Although this study primarily focuses on the mechanical resonance characteristics and impedance behavior of the multilayer PZT stack under MHz-frequency excitation, thermal effects—particularly those caused by dielectric losses—have not been explicitly modeled or measured in the current phase. The experimental setup used low-voltage, short-pulse excitations (± 10 V), which limited continuous energy accumulation and thus minimized immediate thermal concerns.

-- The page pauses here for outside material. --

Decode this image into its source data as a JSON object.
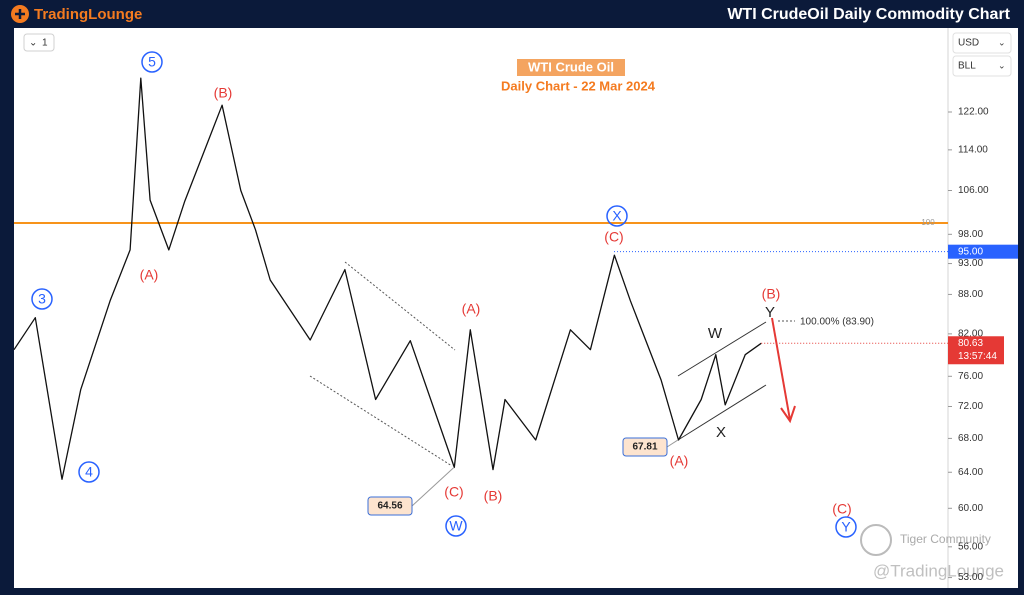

However, as part of our future research direction, we plan to incorporate both finite element-based thermal simulations and non-contact infrared thermography to investigate the surface temperature distribution and potential thermal buildup under prolonged excitation. This will enable us to comprehensively assess the thermal reliability of the probe design and its long-term operating stability in clinical environments.

Conclusion

PZT ceramic layers were successfully integrated to develop a multilayer, frequency-switching ultrasound probe. Parameterized modeling was conducted using COMSOL Multiphysics to design the probe, establish coupling between physical fields, and optimize probe parameters. Stable switching between probe signals and circuits was achieved by ensuring an accurate voltage supply, a critical factor for stable circuit operation. The device was determined to operate with an AC voltage of ± 10 V. An optimized mesh configuration was developed to obtain peak displacement data and facilitate rapid adjustments to the thickness and other structural dimensions of the simulated samples.

The designed circuit allowed for flexible selection and adjustment of frequency bands according to experimental requirements, resulting in a probe with high efficiency and penetration at varying frequencies. The multilayer ceramic structure and circuit design were further optimized to achieve precise control of frequency and impedance, ensuring excellent performance across diverse application scenarios.

Experimental validation demonstrated that the probe meets the requirements for ultrasonic detection and imaging applications, as confirmed through comparisons with COMSOL simulation results. Impedance measurements revealed the influence of microstructural characteristics on stress fields. Furthermore, the experimental and simulated natural frequencies of individual layers showed favorable agreement.

In summary, the designed multilayer ultrasound probe represents a reliable and efficient solution for various ultrasonic applications, combining robust performance with versatile functionality.